Among the funding-starved would be:
The United States Department of State (down 83%)… The Environmental Protection Agency (down 54.5%)… The Department of Labor (down 34.9%)… The Department of the Interior (down 30.5%)… The National Aeronautics and Space Administration (down 24.3%).
Thus I encourage you to spare a tender thought for the poor beset Washington bureaucrat.
He will be forced upon lean rations… should the president and Mr. Musk triumph.
Which government agency would the president’s proposal fatten?
The United States Defense Department.
The president proposes $1 trillion in spending — a 13% augmentation of the Pentagon’s 2026 budget.
A Drop in the Bucket
Of course… the $1.7 trillion proposal is restrained to discretionary spending, so-called.

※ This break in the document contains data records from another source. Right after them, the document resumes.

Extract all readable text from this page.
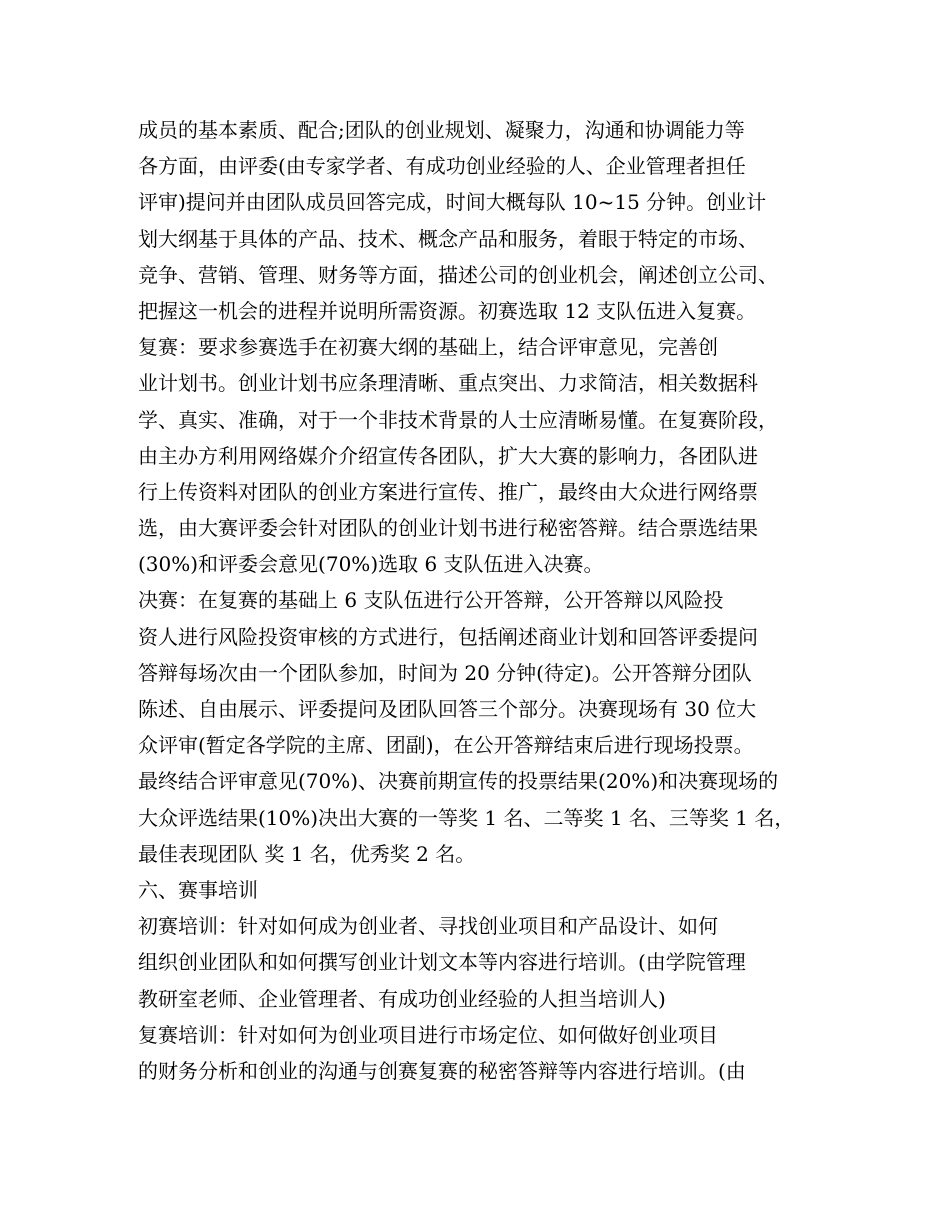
成员的基本素质、配合;团队的创业规划、凝聚力，沟通和协调能力等
各方面，由评委(由专家学者、有成功创业经验的人、企业管理者担任
评审)提问并由团队成员回答完成，时间大概每队 10~15 分钟。创业计
划大纲基于具体的产品、技术、概念产品和服务，着眼于特定的市场、
竞争、营销、管理、财务等方面，描述公司的创业机会，阐述创立公司、
把握这一机会的进程并说明所需资源。初赛选取 12 支队伍进入复赛。
复赛：要求参赛选手在初赛大纲的基础上，结合评审意见，完善创
业计划书。创业计划书应条理清晰、重点突出、力求简洁，相关数据科
学、真实、准确，对于一个非技术背景的人士应清晰易懂。在复赛阶段，
由主办方利用网络媒介介绍宣传各团队，扩大大赛的影响力，各团队进
行上传资料对团队的创业方案进行宣传、推广，最终由大众进行网络票
选，由大赛评委会针对团队的创业计划书进行秘密答辩。结合票选结果
(30%)和评委会意见(70%)选取 6 支队伍进入决赛。
决赛：在复赛的基础上 6 支队伍进行公开答辩，公开答辩以风险投
资人进行风险投资审核的方式进行，包括阐述商业计划和回答评委提问
答辩每场次由一个团队参加，时间为 20 分钟(待定)。公开答辩分团队
陈述、自由展示、评委提问及团队回答三个部分。决赛现场有 30 位大
众评审(暂定各学院的主席、团副)，在公开答辩结束后进行现场投票。
最终结合评审意见(70%)、决赛前期宣传的投票结果(20%)和决赛现场的
大众评选结果(10%)决出大赛的一等奖 1 名、二等奖 1 名、三等奖 1 名，
最佳表现团队 奖 1 名，优秀奖 2 名。
六、赛事培训
初赛培训：针对如何成为创业者、寻找创业项目和产品设计、如何
组织创业团队和如何撰写创业计划文本等内容进行培训。(由学院管理
教研室老师、企业管理者、有成功创业经验的人担当培训人)
复赛培训：针对如何为创业项目进行市场定位、如何做好创业项目
的财务分析和创业的沟通与创赛复赛的秘密答辩等内容进行培训。(由
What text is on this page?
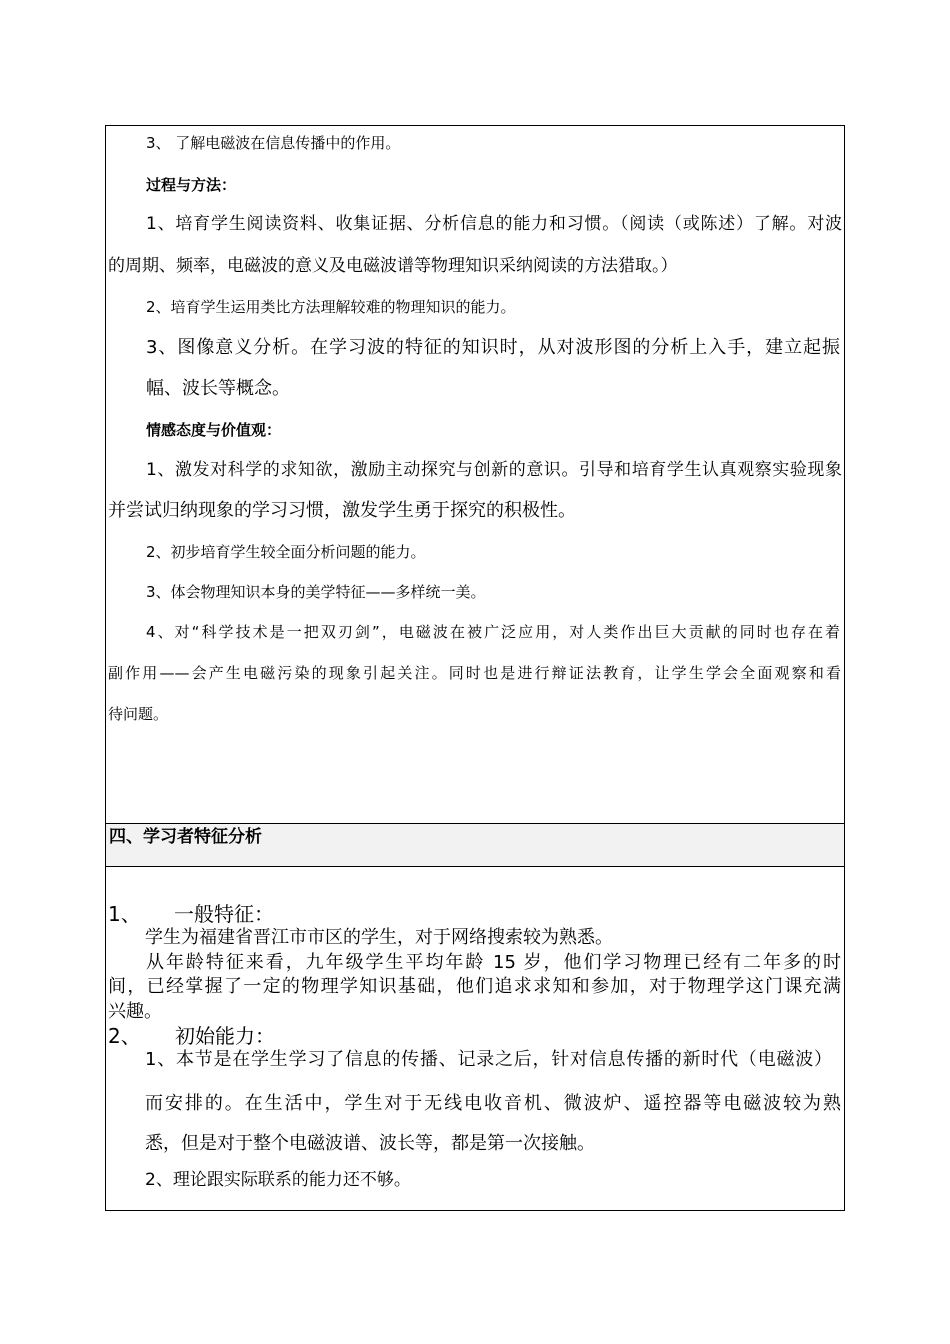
3、 了解电磁波在信息传播中的作用。
过程与方法：
1、培育学生阅读资料、收集证据、分析信息的能力和习惯。（阅读（或陈述）了解。对波
的周期、频率，电磁波的意义及电磁波谱等物理知识采纳阅读的方法猎取。）
2、培育学生运用类比方法理解较难的物理知识的能力。
3、图像意义分析。在学习波的特征的知识时，从对波形图的分析上入手，建立起振
幅、波长等概念。
情感态度与价值观：
1、激发对科学的求知欲，激励主动探究与创新的意识。引导和培育学生认真观察实验现象
并尝试归纳现象的学习习惯，激发学生勇于探究的积极性。
2、初步培育学生较全面分析问题的能力。
3、体会物理知识本身的美学特征——多样统一美。
4、对“科学技术是一把双刃剑”，电磁波在被广泛应用，对人类作出巨大贡献的同时也存在着
副作用——会产生电磁污染的现象引起关注。同时也是进行辩证法教育，让学生学会全面观察和看
待问题。
四、学习者特征分析
1、 一般特征：
学生为福建省晋江市市区的学生，对于网络搜索较为熟悉。
从年龄特征来看，九年级学生平均年龄 15 岁，他们学习物理已经有二年多的时
间，已经掌握了一定的物理学知识基础，他们追求求知和参加，对于物理学这门课充满
兴趣。
2、 初始能力：
1、本节是在学生学习了信息的传播、记录之后，针对信息传播的新时代（电磁波）
而安排的。在生活中，学生对于无线电收音机、微波炉、遥控器等电磁波较为熟
悉，但是对于整个电磁波谱、波长等，都是第一次接触。
2、理论跟实际联系的能力还不够。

Yet discretionary spending represents but a fraction of the federal expenditure.
The heaping majority of federal outlays go channeling towards “mandatory” spending.
Mandatory spending is spending consecrated largely to Social Security, Medicare, Medicaid and interest payments upon the national debt.
Last year, combined federal spending ran to $6.8 trillion. Yet discretionary spending totalled a mere $1.8 trillion.
Mandatory spending constituted the remaining $5 trillion.
This year the United States government will misspend some $7 trillion.
The same United States government is projected to misspend $7.2 trillion next year.
Thus the president’s 2026 “scorched earth” spending proposal reduces to a campfire — and a limited campfire at that.
Yet the spenders warn of Chaos and Old Night should it carry forth… which it will not.
Trump’s Proposal Won’t Pass
The president’s proposal is merely a proposal. Congress must stamp it with its approving seal.
Palms will be greased… backs will be scratched… arms will be twisted… and horses will be traded.
The resulting package will exceed, substantially, the president’s $1.7 trillion proposal.
And so it is very nearly impossible to truly limit government spending.
As I have written before:
There are simply too many interests scheming to work the angles, to get a bucket in the stream, to get a snout in the trough… to catch a penny.
Is it any wonder then that the nation groans beneath a $36.8 trillion debt?
Or that its combined debt — both public and private — runs to $103.5 trillion?
It is no wonder whatsoever.
We the People Need to Look in the Mirror
It is easy to indict the fimble-fambling politician, it is true.
It is easy to say this rascal has sunk the nation so deeply in debt.
Yet as I have argued before: If we haul the politician into the dock… We the People must go with him.
That is because the politician is simply We the People’s mirror.
Could politicians humbug us into a $36.8 trillion debt absent our knowledge — or consent?
Only under a very, very strange species of democracy could he.
“Every nation gets the government it deserves,” said 18th-century French philosopher Joseph de Maistre.
Alas: We the People of the United States have the government we deserve.